Soon after the ride stopped, leaving the riders upside down, Isabella began to panic, believing she was going to die, because of her epilepsy, she told The Oregonian/OregonLive. At one point, she felt like she was losing control of her arms, a telltale sign of a seizure. Then, she decided that if she was going to die, she wanted her last moments to be good.

“I just started to think, if I am going to die up here, I want to be at least at peace. I just want to admire what’s around me instead of screaming, crying,” she said. “I just want to have at least one last good memory.”

Grant Brewer managed to get through to the paramedics and tell them Isabella had epilepsy. They took her off the ride first and over to a waiting ambulance right as their mother arrived. The girl stayed at Randall Children’s Hospital at Legacy Emanuel about an hour-and-a-half and was diagnosed with suffering a minor seizure, Brewer said.

Isabella Brewer is now recovering at home, and won’t be going out for any active activities for several weeks, her mother said.

Alicia Brewer said she is proud of both her children: Her son was calm and acted decisively when it seemed his sister’s life could be hanging in the balance.

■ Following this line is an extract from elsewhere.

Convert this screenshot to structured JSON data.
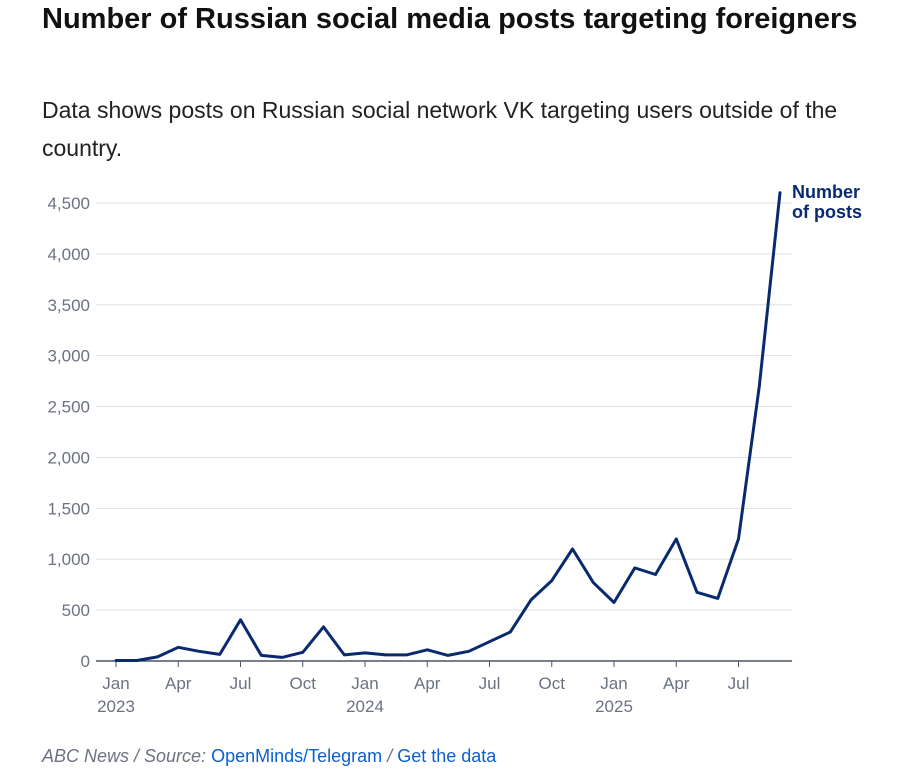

Her daughter, meanwhile, faced the fear of death with poise and an equally calm attitude.

“I’m just so proud of her — of who she is and how strong she is and how resilient she is,” she said.

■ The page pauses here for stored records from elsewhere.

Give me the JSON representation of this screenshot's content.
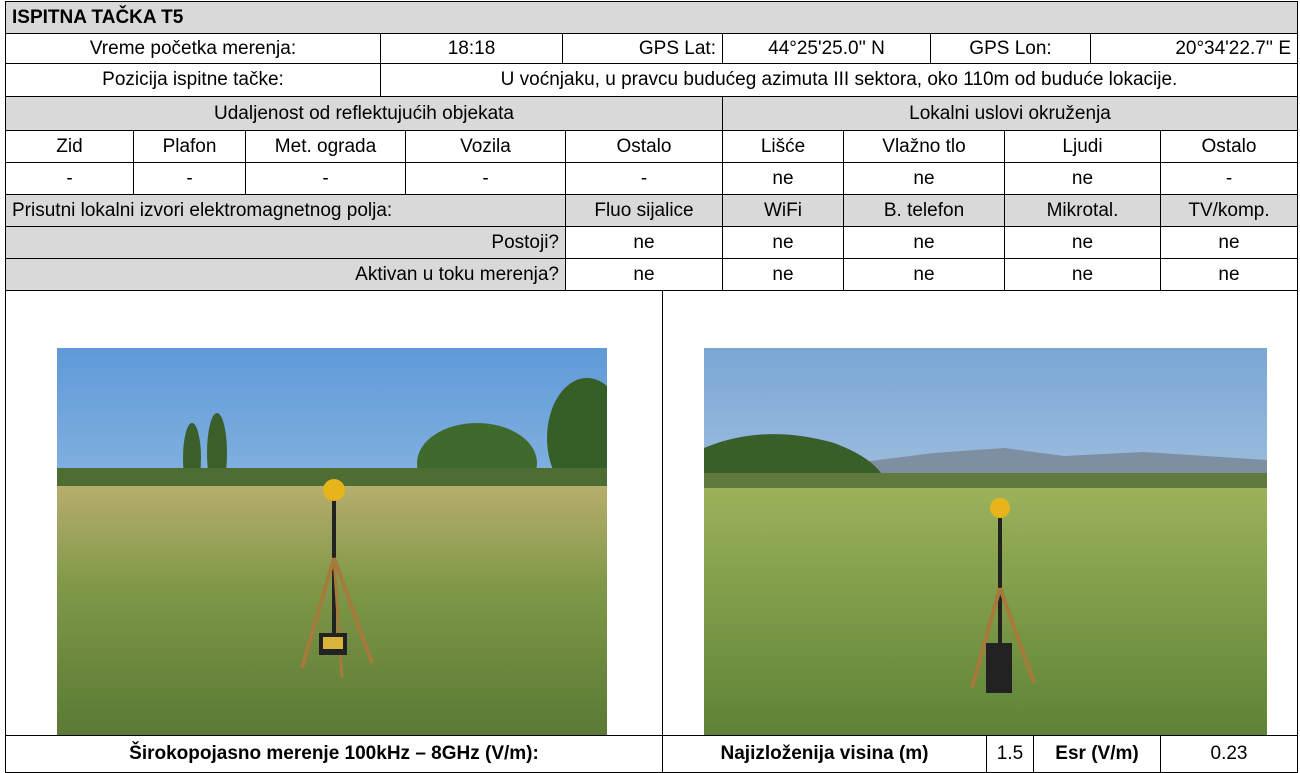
{
  "header": {
    "title": "ISPITNA TAČKA T5"
  },
  "info": {
    "start_time_label": "Vreme početka merenja:",
    "start_time": "18:18",
    "gps_lat_label": "GPS Lat:",
    "gps_lat": "44°25'25.0'' N",
    "gps_lon_label": "GPS Lon:",
    "gps_lon": "20°34'22.7'' E",
    "position_label": "Pozicija ispitne tačke:",
    "position": "U voćnjaku, u pravcu budućeg azimuta III sektora, oko 110m od buduće lokacije."
  },
  "reflective": {
    "title": "Udaljenost od reflektujućih objekata",
    "columns": [
      "Zid",
      "Plafon",
      "Met. ograda",
      "Vozila",
      "Ostalo"
    ],
    "values": [
      "-",
      "-",
      "-",
      "-",
      "-"
    ]
  },
  "environment": {
    "title": "Lokalni uslovi okruženja",
    "columns": [
      "Lišće",
      "Vlažno tlo",
      "Ljudi",
      "Ostalo"
    ],
    "values": [
      "ne",
      "ne",
      "ne",
      "-"
    ]
  },
  "sources": {
    "title": "Prisutni lokalni izvori elektromagnetnog polja:",
    "columns": [
      "Fluo sijalice",
      "WiFi",
      "B. telefon",
      "Mikrotal.",
      "TV/komp."
    ],
    "rows": [
      {
        "label": "Postoji?",
        "values": [
          "ne",
          "ne",
          "ne",
          "ne",
          "ne"
        ]
      },
      {
        "label": "Aktivan u toku merenja?",
        "values": [
          "ne",
          "ne",
          "ne",
          "ne",
          "ne"
        ]
      }
    ]
  },
  "measurement": {
    "label": "Širokopojasno merenje 100kHz – 8GHz (V/m):",
    "height_label": "Najizloženija visina (m)",
    "height": 1.5,
    "esr_label": "Esr (V/m)",
    "esr": 0.23
  }
}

Neither the park nor the fire department reported any serious injuries after all the riders got off.

While the park reopened Saturday, the AtmosFEAR ride will remain closed until it goes through several inspections, MacKay said.

The ride was manufactured by the amusement park rides company Zamperla. The ride first opened at the Oaks Amusement Park in 2021 and has passed every annual inspection — performed by the ride’s insurance company, not the state — since then, including the most recent one, in March.

Because nobody was injured or killed in Friday’s incident and because there was no property damage, Oaks Amusement Park has not been required to report what happened to the Oregon Department of Consumer and Business Services, which permits amusement rides in the state.